Dans les catégories « poids moyens » et « mi-moyens » de l’UFC, les champions en titre sont, eux, tous deux nigérians. Mais les autres ligues veulent aussi puiser dans l’abondant vivier africain. Au Sénégal, en particulier. « Notre pays a une authentique culture de la lutte. Qu’ils soient d’origine wolof, sérère ou diola, tous les enfants l’ont pratiquée, au village ou à l’école », explique Boubacar Diallo, 34 ans, entraîneur de l’équipe nationale de judo. Professeur au dojo Amjelo, à Dakar, il accompagne plusieurs combattants dans leur « transition » vers le MMA. « Les lutteurs sont très puissants, explosifs, et ils ont l’habitude de combattre à mains nues, poursuit-il. Beaucoup d’entre eux ont appris à se défendre dans la rue. Ils n’ont peur de rien, et ils ont faim. »

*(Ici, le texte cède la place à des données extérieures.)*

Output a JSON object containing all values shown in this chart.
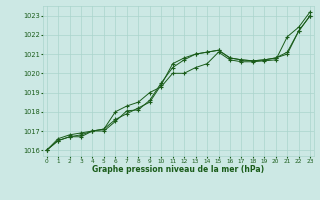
{
  "bg_color": "#cce8e4",
  "grid_color": "#aad4cc",
  "line_color": "#1a5c1a",
  "title": "Graphe pression niveau de la mer (hPa)",
  "ylabel_ticks": [
    1016,
    1017,
    1018,
    1019,
    1020,
    1021,
    1022,
    1023
  ],
  "xlabel_ticks": [
    0,
    1,
    2,
    3,
    4,
    5,
    6,
    7,
    8,
    9,
    10,
    11,
    12,
    13,
    14,
    15,
    16,
    17,
    18,
    19,
    20,
    21,
    22,
    23
  ],
  "ylim": [
    1015.7,
    1023.5
  ],
  "xlim": [
    -0.3,
    23.3
  ],
  "line1_x": [
    0,
    1,
    2,
    3,
    4,
    5,
    6,
    7,
    8,
    9,
    10,
    11,
    12,
    13,
    14,
    15,
    16,
    17,
    18,
    19,
    20,
    21,
    22,
    23
  ],
  "line1_y": [
    1016.0,
    1016.6,
    1016.8,
    1016.9,
    1017.0,
    1017.1,
    1017.6,
    1017.9,
    1018.2,
    1018.5,
    1019.4,
    1020.5,
    1020.8,
    1021.0,
    1021.1,
    1021.2,
    1020.8,
    1020.7,
    1020.65,
    1020.7,
    1020.8,
    1021.0,
    1022.2,
    1023.0
  ],
  "line2_x": [
    0,
    1,
    2,
    3,
    4,
    5,
    6,
    7,
    8,
    9,
    10,
    11,
    12,
    13,
    14,
    15,
    16,
    17,
    18,
    19,
    20,
    21,
    22,
    23
  ],
  "line2_y": [
    1016.0,
    1016.5,
    1016.7,
    1016.8,
    1017.0,
    1017.1,
    1018.0,
    1018.3,
    1018.5,
    1019.0,
    1019.3,
    1020.0,
    1020.0,
    1020.3,
    1020.5,
    1021.1,
    1020.7,
    1020.6,
    1020.6,
    1020.65,
    1020.7,
    1021.9,
    1022.4,
    1023.2
  ],
  "line3_x": [
    0,
    1,
    2,
    3,
    4,
    5,
    6,
    7,
    8,
    9,
    10,
    11,
    12,
    13,
    14,
    15,
    16,
    17,
    18,
    19,
    20,
    21,
    22,
    23
  ],
  "line3_y": [
    1016.0,
    1016.5,
    1016.7,
    1016.7,
    1017.0,
    1017.0,
    1017.5,
    1018.05,
    1018.1,
    1018.6,
    1019.5,
    1020.3,
    1020.7,
    1021.0,
    1021.1,
    1021.2,
    1020.8,
    1020.7,
    1020.65,
    1020.7,
    1020.8,
    1021.1,
    1022.2,
    1023.0
  ]
}
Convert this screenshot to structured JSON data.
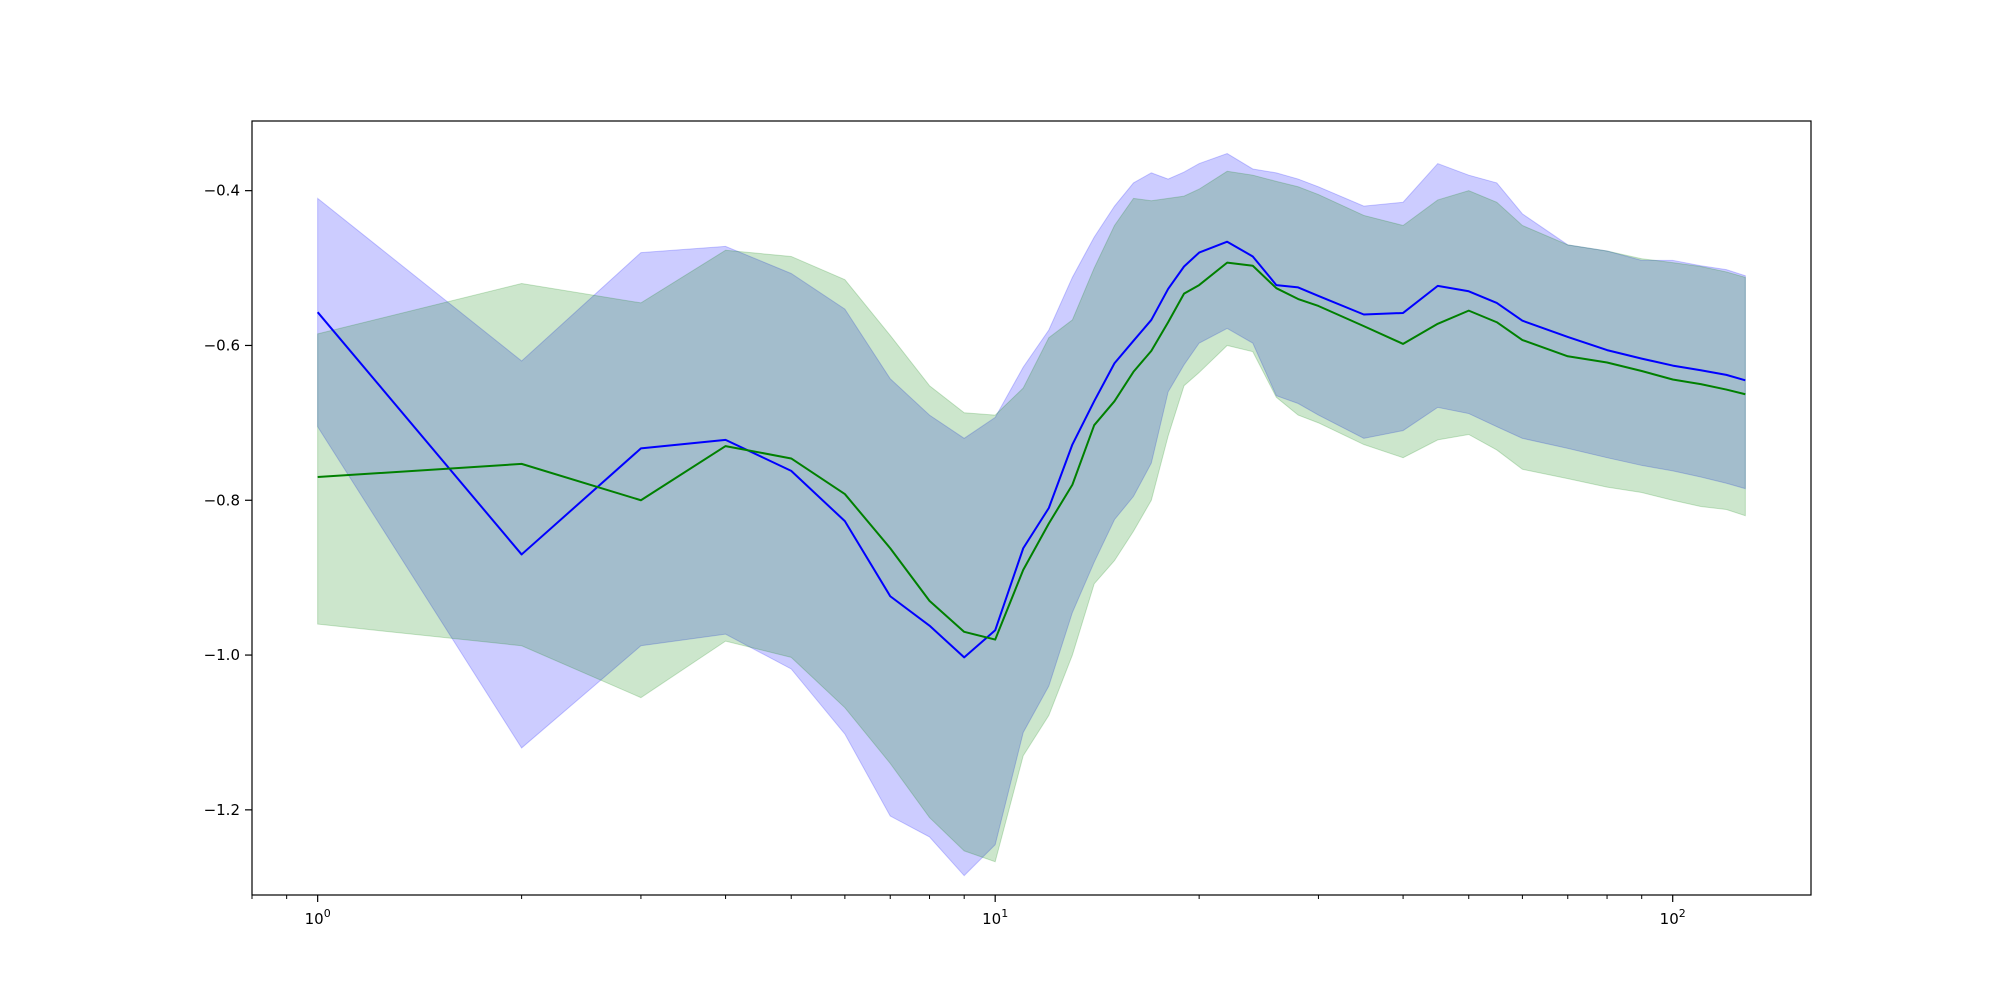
{
  "chart_data": {
    "type": "line",
    "title": "",
    "xlabel": "",
    "ylabel": "",
    "xscale": "log",
    "xlim": [
      0.8,
      160
    ],
    "ylim": [
      -1.31,
      -0.31
    ],
    "grid": false,
    "legend": "none",
    "x_ticks": [
      {
        "value": 1,
        "base": "10",
        "exp": "0"
      },
      {
        "value": 10,
        "base": "10",
        "exp": "1"
      },
      {
        "value": 100,
        "base": "10",
        "exp": "2"
      }
    ],
    "y_ticks": [
      {
        "value": -0.4,
        "label": "−0.4"
      },
      {
        "value": -0.6,
        "label": "−0.6"
      },
      {
        "value": -0.8,
        "label": "−0.8"
      },
      {
        "value": -1.0,
        "label": "−1.0"
      },
      {
        "value": -1.2,
        "label": "−1.2"
      }
    ],
    "series": [
      {
        "color": "#0000ff",
        "band_color": "#0000ff",
        "band_opacity": 0.2,
        "x": [
          1,
          2,
          3,
          4,
          5,
          6,
          7,
          8,
          9,
          10,
          11,
          12,
          13,
          14,
          15,
          16,
          17,
          18,
          19,
          20,
          22,
          24,
          26,
          28,
          30,
          35,
          40,
          45,
          50,
          55,
          60,
          70,
          80,
          90,
          100,
          110,
          120,
          128
        ],
        "y": [
          -0.557,
          -0.87,
          -0.733,
          -0.722,
          -0.762,
          -0.827,
          -0.924,
          -0.962,
          -1.003,
          -0.968,
          -0.862,
          -0.81,
          -0.728,
          -0.672,
          -0.623,
          -0.594,
          -0.567,
          -0.527,
          -0.498,
          -0.48,
          -0.466,
          -0.485,
          -0.522,
          -0.525,
          -0.536,
          -0.56,
          -0.558,
          -0.523,
          -0.53,
          -0.545,
          -0.568,
          -0.589,
          -0.606,
          -0.617,
          -0.626,
          -0.632,
          -0.638,
          -0.645
        ],
        "upper": [
          -0.41,
          -0.62,
          -0.48,
          -0.472,
          -0.507,
          -0.553,
          -0.643,
          -0.69,
          -0.72,
          -0.693,
          -0.628,
          -0.58,
          -0.512,
          -0.46,
          -0.42,
          -0.39,
          -0.377,
          -0.385,
          -0.376,
          -0.365,
          -0.352,
          -0.372,
          -0.377,
          -0.385,
          -0.395,
          -0.42,
          -0.415,
          -0.365,
          -0.38,
          -0.39,
          -0.43,
          -0.47,
          -0.478,
          -0.49,
          -0.49,
          -0.497,
          -0.502,
          -0.51
        ],
        "lower": [
          -0.705,
          -1.12,
          -0.988,
          -0.973,
          -1.018,
          -1.102,
          -1.208,
          -1.235,
          -1.285,
          -1.245,
          -1.1,
          -1.04,
          -0.945,
          -0.88,
          -0.825,
          -0.795,
          -0.752,
          -0.66,
          -0.625,
          -0.597,
          -0.578,
          -0.597,
          -0.665,
          -0.675,
          -0.69,
          -0.72,
          -0.71,
          -0.68,
          -0.688,
          -0.705,
          -0.72,
          -0.733,
          -0.745,
          -0.755,
          -0.762,
          -0.77,
          -0.778,
          -0.785
        ]
      },
      {
        "color": "#008000",
        "band_color": "#008000",
        "band_opacity": 0.2,
        "x": [
          1,
          2,
          3,
          4,
          5,
          6,
          7,
          8,
          9,
          10,
          11,
          12,
          13,
          14,
          15,
          16,
          17,
          18,
          19,
          20,
          22,
          24,
          26,
          28,
          30,
          35,
          40,
          45,
          50,
          55,
          60,
          70,
          80,
          90,
          100,
          110,
          120,
          128
        ],
        "y": [
          -0.77,
          -0.753,
          -0.8,
          -0.73,
          -0.746,
          -0.792,
          -0.862,
          -0.93,
          -0.97,
          -0.98,
          -0.89,
          -0.83,
          -0.78,
          -0.703,
          -0.672,
          -0.634,
          -0.607,
          -0.57,
          -0.533,
          -0.522,
          -0.493,
          -0.497,
          -0.526,
          -0.54,
          -0.549,
          -0.575,
          -0.598,
          -0.572,
          -0.555,
          -0.57,
          -0.593,
          -0.614,
          -0.622,
          -0.633,
          -0.644,
          -0.65,
          -0.657,
          -0.663
        ],
        "upper": [
          -0.585,
          -0.52,
          -0.545,
          -0.477,
          -0.485,
          -0.515,
          -0.587,
          -0.652,
          -0.687,
          -0.69,
          -0.655,
          -0.59,
          -0.567,
          -0.5,
          -0.445,
          -0.41,
          -0.413,
          -0.41,
          -0.407,
          -0.398,
          -0.375,
          -0.38,
          -0.388,
          -0.395,
          -0.405,
          -0.432,
          -0.445,
          -0.412,
          -0.4,
          -0.415,
          -0.445,
          -0.47,
          -0.478,
          -0.488,
          -0.493,
          -0.498,
          -0.505,
          -0.512
        ],
        "lower": [
          -0.96,
          -0.988,
          -1.055,
          -0.982,
          -1.003,
          -1.068,
          -1.14,
          -1.21,
          -1.253,
          -1.267,
          -1.13,
          -1.078,
          -1.0,
          -0.908,
          -0.878,
          -0.84,
          -0.8,
          -0.717,
          -0.652,
          -0.635,
          -0.6,
          -0.608,
          -0.667,
          -0.69,
          -0.7,
          -0.728,
          -0.745,
          -0.722,
          -0.715,
          -0.735,
          -0.76,
          -0.772,
          -0.783,
          -0.79,
          -0.8,
          -0.808,
          -0.812,
          -0.82
        ]
      }
    ]
  }
}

Alois Sambo s’étire pendant un entraînement dans la salle de sport de Kebe, en centre-ville de Dakar, le 24 octobre 2021.
Alois Sambo combat avec son ami Ousmane Dasylva pendant un entraînement dans la salle de sport de Kebe, en centre-ville de Dakar, le 24 octobre 2021.
Alois Sambo et Ousmane Dasylva combattent pendant un entraînement dans la salle de sport de Kebe, en centre-ville de Dakar, le 24 octobre 2021.

 

 

Il faut dire que les quelque 4 000 licenciés (dont deux tiers d’amateurs), répartis entre 157 écuries locales de lutte sénégalaise (avec ou sans frappe), n’ont pas grand-chose à se mettre sous la dent. Une centaine d’entre eux au maximum peuvent espérer décrocher un bon combat dans l’année, susceptible de leur rapporter une bourse de 150 euros environ. Seules quelques stars nationales, à l’image de « Bombardier » ou de « Reug Reug », obtiennent des cachets vertigineux à l’échelle locale – 100 000 dollars (88 600 euros) –, une à deux fois dans l’année. A titre de comparaison, le revenu annuel moyen des fighters affiliés à l’UFC, qui disputent de trois à cinq combats par an, était de 125 000 euros en 2019, avant la pandémie.

 

Au Sénégal, où près d’un tiers de la population vit avec moins de 3,20 dollars par jour, le MMA suscite de multiples vocations. Et des convoitises. Les fans visionnent sur smartphone les extraits de combats de leurs idoles. Des milliers d’adolescents veulent s’inscrire dans une salle. Des dizaines de clubs sont apparus ces dernières années dans le Grand Dakar, où se concentrent près de 4 millions d’habitants. Plus révélateur encore : d’anciens clubs d’arts martiaux – particulièrement ceux où l’on enseigne le hapkido, un art martial coréen codifié à la fin des années 1950 – s’orientent vers le MMA, parfois en quelques mois, et sans toujours présenter les garanties de sérieux et de sécurité pour les pratiquants.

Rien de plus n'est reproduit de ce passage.